Sunday, February 20, 2005

The Spirit says "Come"

Tonight at assembly...

Quick Note: I am having a dickens of a time typing tonight for some reason...

...we talked about "cults". Cults are interesting because if your view changes, what may have seemed a cult turns out not to be one. Cults look at Evangelical or Reformed assemblies as wayward cults. So, in other words, it is hard to come up with a suitable definition without making it sound something like this:

"A cult is anyone not like us."

Sounds kinda cultish.

Three particular doctrines were singled out as particularly "cultish": no Trinity, no two-natures of Jesus, no salvation by grace through faith alone. My question, though, is: were there any cults before Nicea? The doctrine of the Trinity has a long and sordid history and has never really satisfactorily been defined to an intelligible state (maybe it falls under the "description" idea I posted about earlier?). Also, does this make the Catholic faith at least a "little" cultish...as far as I know the whole third doctrine above (salvation by grace through faith) was the reason for a large Church split back in the 16th century.

So how do we define a cult? A better question, maybe, is how do we define the Church? Part of what the apostles teaching on the Church seems to be that the Spirit of God fills it, much like it did the ancient Temple and Jesus. Could this possibly be the test of what the true (and therefore what the false) Church is: the presence of the Spirit? I don't claim to know, at this point, what the "presence of the Spirit" is, but at times past it seems that God has made it very clear: fiery theophanies, a dove alighting on a wet Messiah, and odd tongues of fire appearing over people's head who were uneducated but speaking several languages fluently (I feel that I missed that part in my former language training).

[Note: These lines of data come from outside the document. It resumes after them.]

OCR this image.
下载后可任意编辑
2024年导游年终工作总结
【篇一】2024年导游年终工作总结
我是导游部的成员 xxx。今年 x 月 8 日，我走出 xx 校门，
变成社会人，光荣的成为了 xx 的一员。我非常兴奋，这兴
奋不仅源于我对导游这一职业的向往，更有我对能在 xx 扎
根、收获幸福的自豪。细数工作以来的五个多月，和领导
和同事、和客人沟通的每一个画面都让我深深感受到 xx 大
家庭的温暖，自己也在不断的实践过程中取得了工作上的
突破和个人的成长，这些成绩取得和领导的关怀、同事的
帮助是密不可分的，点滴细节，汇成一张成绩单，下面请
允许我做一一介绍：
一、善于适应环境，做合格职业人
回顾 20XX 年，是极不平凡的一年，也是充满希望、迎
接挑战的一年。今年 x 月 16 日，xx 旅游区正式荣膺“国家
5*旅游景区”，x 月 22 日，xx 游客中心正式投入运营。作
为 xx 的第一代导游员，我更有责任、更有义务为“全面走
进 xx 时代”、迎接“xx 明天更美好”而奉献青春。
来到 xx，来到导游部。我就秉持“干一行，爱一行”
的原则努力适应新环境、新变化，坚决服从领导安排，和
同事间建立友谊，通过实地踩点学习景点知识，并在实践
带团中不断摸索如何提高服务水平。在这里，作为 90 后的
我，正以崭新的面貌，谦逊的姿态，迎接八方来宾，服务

I've said before here that I think we need pray about the division of the Church into so many parts because it doesn't necessarily show a divided emphasis (which is fine and different places need different things at different times), but because it shows a divided allegiance. God is not at war with Himself, but His Church seems to be at war with itself continually.

I guess that I'm kind of hoping for an Elijah-Mt.Carmel experience for the Church: we need to know who truly has the Spirit of God. Not, of course, that one denomination need have a monopoly on God's Spirit. There are certain beliefs, though, that I'm sure carry the divine imprimatur instead of others.

Come, Holy Spirit, guide us to unity in the faith and to unity of purpose together as God's people.

1 comment:

Gideon Strauss said...

It was good to meet you at Jubilee 2005, Russ, even if we did not have time to talk. Maybe another time?